How can Thailand develop its green economy?
This is whilst also ensuring the country’s resilience from climate risks.
Thailand can develop its green economy whilst also building up its climate resilience, by banking on sustainable energy sources and improving its waste management, among others, according to a report by Bain & Company.
“Thailand’s location offers it regional connectivity, but also exposes it to high risks of climate events such as flooding and drought. It can build up its climate resilience, ramp up waste management, and export energy and agriculture,” it said in a report.
Bain identified opportunities that Thailand could focus on which include production of solar power, citing the completion of the hydro-floating solar hybrid project at Sirindhorn Dam which shows domestic demand for solar power. The country has also become an “export hub for Chinese photovoltaic (PV) players due to proximity and its anti-dumping duties.

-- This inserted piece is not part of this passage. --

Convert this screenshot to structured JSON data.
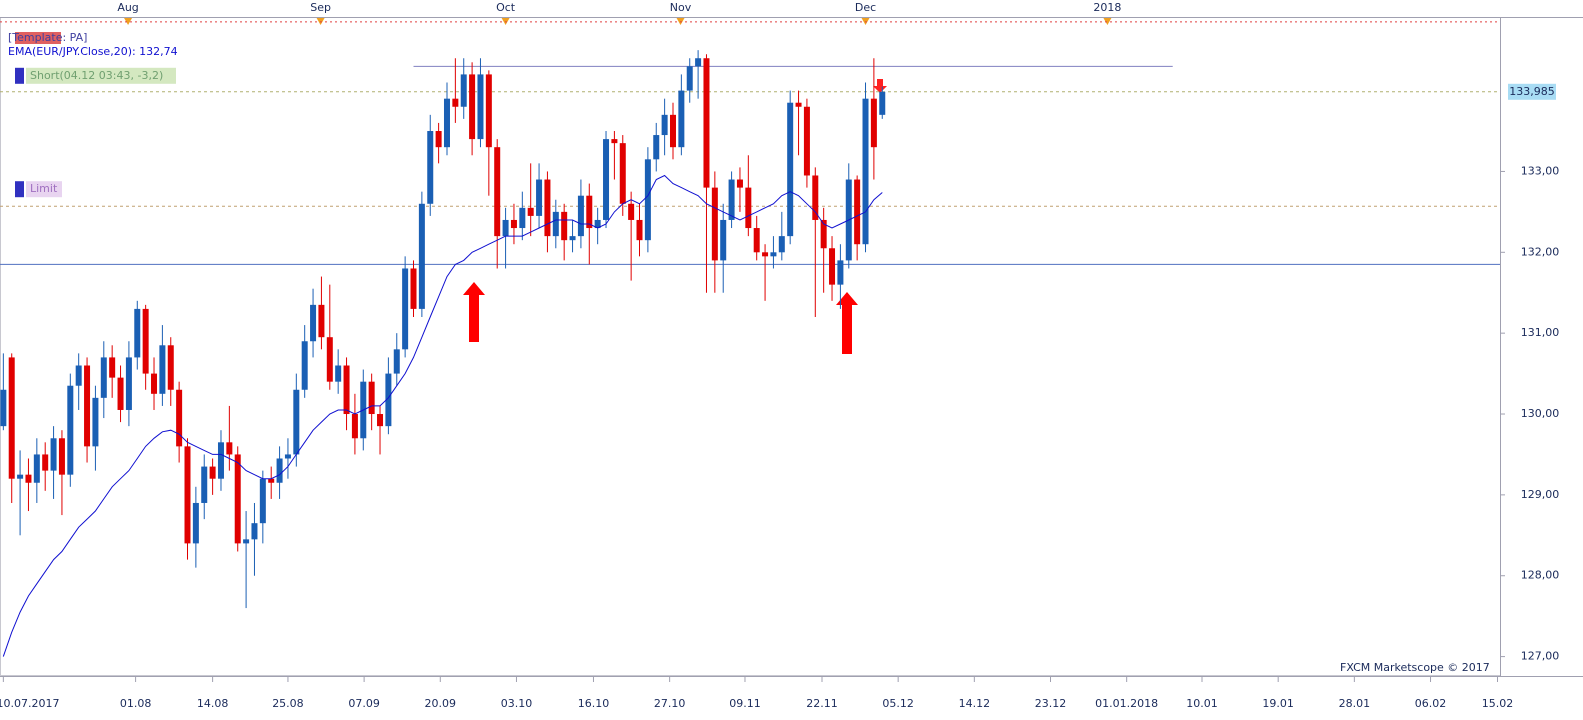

Thailand faces challenges from extreme heat, whilst its capital Bangkok is vulnerable to flooding due to climate change. This poses risk to water resilience and security, Bain said, noting that two of its largest sectors—agriculture and high-tech manufacturing—are water-insensitive.
“Advanced water management solutions that address both water resilience and security, such as predictive analytics and treatment plants, have huge latent potential,” it said.
Thailand’s agricultural practices is another key opportunity to develop as its smart farming market is expected to reach $270 million by 2020. But Bain said that this could be fully “unleashed if technological, economic, and social problems of smallholder farmers will be addressed.
Electronic-waste management is another area of opportunity to develop the green economy of Thailand, a country with less than 400,000 tons of e-waste which also contains hazardous metals such as lead, mercury and cadmium.
Bain said having smart sensors and artificial intelligence sorting systems would be a “huge boost” to the sector, as the current system is too labour-intensive.
Bain also sees the smart city concept of Thailand that is included in its 20-year national development plan to continue receiving support from the government, with 39 cities in 2020 that had already committed to target smart city development. Having plans to handle climate issues like digital twin technologies “would be impactful,” it said.
Thailand should also focus on the development of sustainable infrastructures. The country has already committed to revamp its transportation system to have more motorways, double-track trains, and high-speed rail to link airport connectivity. These improvements are expected to generate $43b and will cut emissions.
Whilst the Thailand government has no net-zero target policy yet, it has committed sustainability policies such as 20% reduction of unconditional greenhouse gas emissions from business as usual by 2030, and 25% for conditional emissions.
It also targets to have 30% of its total installed capacity to be renewable by 2030, and 55% of total area to be restored as forest cover by 2037, Bain noted.
Thailand’s unconditional absolute annual emissions are set to increase from 2018 to 2030, but “conditional emissions to decrease; in both cases, Thailand outperforms Southeast Asia overall,” it said.